Uzbek activist, writer and journalist (1875–1919)

Mahkmudkhodja Behbudiy (Cyrillic Маҳмудхўжа Беҳбудий; Arabic script ; born as Mahmudkhodja ibn Behbud Chodscha) (20 January 1875 in Samarkand – 25 March 1919 in Qarshi) was an Uzbek Jadid activist, writer, journalist and leading public figure in Imperial Russian and Soviet Turkestan.

==Life==
Mehmudkhodja Behbudiy was born on 20 January 1875 (new calendar) on the outskirts of Samarkand in Russian Turkestan.
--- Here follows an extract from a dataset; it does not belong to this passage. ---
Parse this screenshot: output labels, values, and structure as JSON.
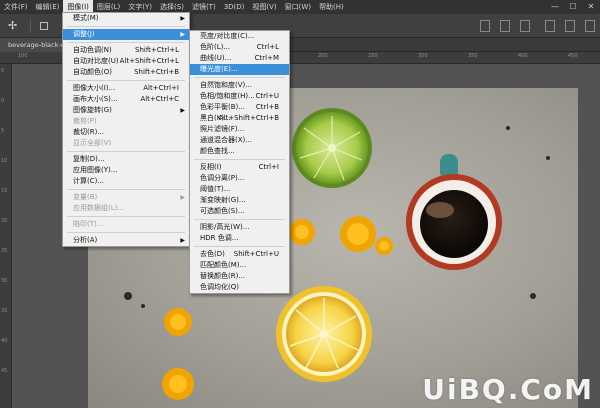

Many members of his family were Islamic scholars, and Behbudiy too became a Qazi following his madrasah education. After an eight-month trip to Arabia, Transcaucasia, Istanbul and Cairo in 1899, which brought him into contact with the cultural movements in Islam in the wider world, he started his public career in Central Asia in 1903. He subscribed to Ismail Gaspirali's Tercüman and changed his name from ibn Behbud Chodscha to Behbudiy. He also wrote articles in support of Jadidism in all Central Asian newspapers and in 1913 launched Ayina ("The Mirror"), a weekly magazine, which he published almost by himself for twenty months. He also published the newspaper Samarkand. His friends included Siddiqiy Ajziy, Abduqodir Shakuriy and Haji Muin.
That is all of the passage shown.